Israeli officials did not immediately respond to Reuters requests for comment.
Security failure
Hezbollah was rattled by the attack, which left militants and others bloodied, hospitalized or dead. A Hezbollah official said the explosion was the “biggest security breach” since the start of the conflict in Gaza.
“This would easily be the biggest counterintelligence failure Hezbollah has had in decades,” said Jonathan Panikoff, the US administration’s former deputy national intelligence officer for the Middle East.
In February, Hezbollah drew up a war plan aimed at addressing gaps in the group’s intelligence infrastructure. Some 170 militants had already been killed in targeted Israeli strikes in Lebanon, including a senior commander and a top Hamas official in Beirut.

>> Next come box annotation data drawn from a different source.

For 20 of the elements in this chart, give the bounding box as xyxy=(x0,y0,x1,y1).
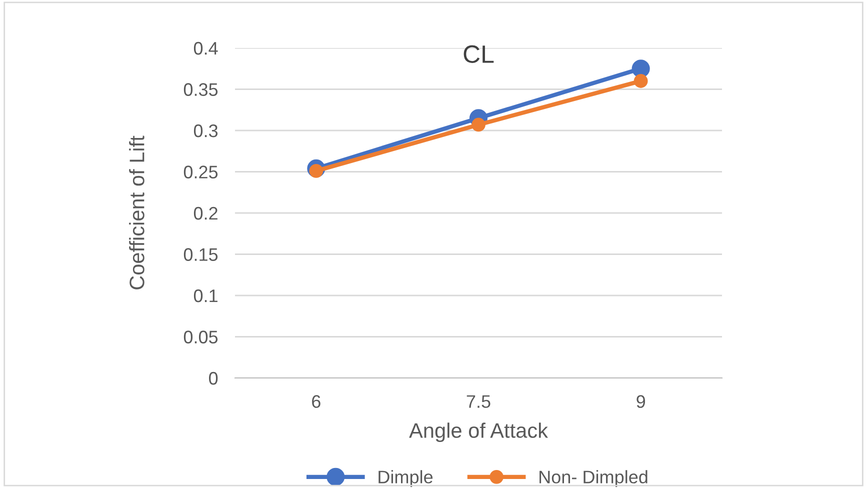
y-tick-label: 0.15 xyxy=(184,248,218,261)
y-tick-label: 0.35 xyxy=(184,83,218,96)
y-tick-label: 0.2 xyxy=(194,206,218,220)
point xyxy=(472,118,486,132)
point xyxy=(634,74,648,88)
point xyxy=(632,60,650,78)
y-tick-label: 0.25 xyxy=(184,166,218,178)
y-axis-title: Coefficient of Lift xyxy=(129,136,144,290)
x-tick-label: 6 xyxy=(312,395,320,408)
legend-label: Non- Dimpled xyxy=(540,470,648,487)
y-tick-label: 0.05 xyxy=(184,330,218,344)
chart-title: CL xyxy=(464,45,494,64)
y-tick-label: 0 xyxy=(209,372,218,385)
legend-label: Dimple xyxy=(378,470,433,487)
x-tick-label: 7.5 xyxy=(466,395,490,408)
y-tick-label: 0.1 xyxy=(194,289,218,302)
y-tick-label: 0.3 xyxy=(194,124,218,138)
y-tick-label: 0.4 xyxy=(194,42,218,55)
x-tick-label: 9 xyxy=(636,395,645,408)
x-axis-title: Angle of Attack xyxy=(409,422,548,442)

In a televised address on February 13, the group’s Secretary General Hassan Nasrallah sternly warned supporters that their phones are more dangerous than Israeli spies, saying they should smash them, bury them or lock them in an iron box .
Instead, the group chose to distribute pagers to Hezbollah members in the group’s various branches – from fighters to doctors working in aid services.

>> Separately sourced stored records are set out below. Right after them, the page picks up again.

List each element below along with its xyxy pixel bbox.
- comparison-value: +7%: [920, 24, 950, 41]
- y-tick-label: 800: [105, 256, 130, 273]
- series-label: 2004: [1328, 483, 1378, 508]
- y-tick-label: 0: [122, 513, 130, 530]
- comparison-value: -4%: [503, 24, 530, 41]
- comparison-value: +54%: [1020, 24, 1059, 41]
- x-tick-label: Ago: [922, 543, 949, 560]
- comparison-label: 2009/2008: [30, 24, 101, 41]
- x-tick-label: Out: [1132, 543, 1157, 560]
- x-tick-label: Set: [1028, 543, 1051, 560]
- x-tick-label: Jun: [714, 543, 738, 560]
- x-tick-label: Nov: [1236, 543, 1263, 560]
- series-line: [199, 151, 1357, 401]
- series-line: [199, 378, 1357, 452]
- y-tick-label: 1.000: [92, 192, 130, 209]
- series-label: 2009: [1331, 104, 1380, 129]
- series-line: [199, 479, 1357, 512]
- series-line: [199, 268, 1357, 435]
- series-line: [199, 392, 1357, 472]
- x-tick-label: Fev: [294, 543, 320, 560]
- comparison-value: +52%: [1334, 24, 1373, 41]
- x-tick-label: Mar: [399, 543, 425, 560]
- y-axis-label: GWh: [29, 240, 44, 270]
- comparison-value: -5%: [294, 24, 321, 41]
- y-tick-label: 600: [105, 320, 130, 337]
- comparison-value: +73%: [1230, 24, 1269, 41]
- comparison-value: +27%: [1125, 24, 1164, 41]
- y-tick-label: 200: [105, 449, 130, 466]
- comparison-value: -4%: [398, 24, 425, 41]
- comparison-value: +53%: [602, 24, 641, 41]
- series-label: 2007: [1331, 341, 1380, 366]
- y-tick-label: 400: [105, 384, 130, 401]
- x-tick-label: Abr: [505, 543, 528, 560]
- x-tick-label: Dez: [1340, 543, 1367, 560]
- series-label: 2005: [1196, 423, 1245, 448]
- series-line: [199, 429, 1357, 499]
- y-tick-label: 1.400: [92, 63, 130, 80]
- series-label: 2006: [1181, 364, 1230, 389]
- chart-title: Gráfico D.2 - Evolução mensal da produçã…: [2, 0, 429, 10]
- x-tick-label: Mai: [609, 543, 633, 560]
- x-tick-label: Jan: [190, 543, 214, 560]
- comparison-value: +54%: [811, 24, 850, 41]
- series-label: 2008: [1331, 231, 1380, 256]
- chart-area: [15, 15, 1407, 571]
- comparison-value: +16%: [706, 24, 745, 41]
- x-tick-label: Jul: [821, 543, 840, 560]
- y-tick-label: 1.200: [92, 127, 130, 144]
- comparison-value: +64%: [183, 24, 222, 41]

The explosions maimed several Hezbollah members, according to hospital footage reviewed by Reuters. The injured had various degrees of facial injuries, missing fingers and open wounds on the hip where pagers were likely worn.
A rocket barrage by Hezbollah the day after October 7 opened the latest phase of the conflict, and since then there have been daily exchanges of rockets, artillery and missiles, with Israeli jets striking deep into Lebanese territory.
Israeli Defense Minister Yoav Gallad told US Defense Secretary Lloyd Austin on Monday that the window is closing for a diplomatic solution to the conflict with Hezbollah.
Concerns about a wider conflict in the Middle East have prompted international airlines to suspend flights to the region or avoid airspace.
However, experts said they did not see the paging blasts as a sign that an Israeli ground attack was imminent.
Rather, it was a sign of the seemingly deep penetration of Israeli intelligence into Hezbollah.
“It demonstrates Israel’s ability to infiltrate its adversaries in a remarkably dramatic way,” said Paul Pillar, a 28-year veteran of the US intelligence community, primarily at the CIA.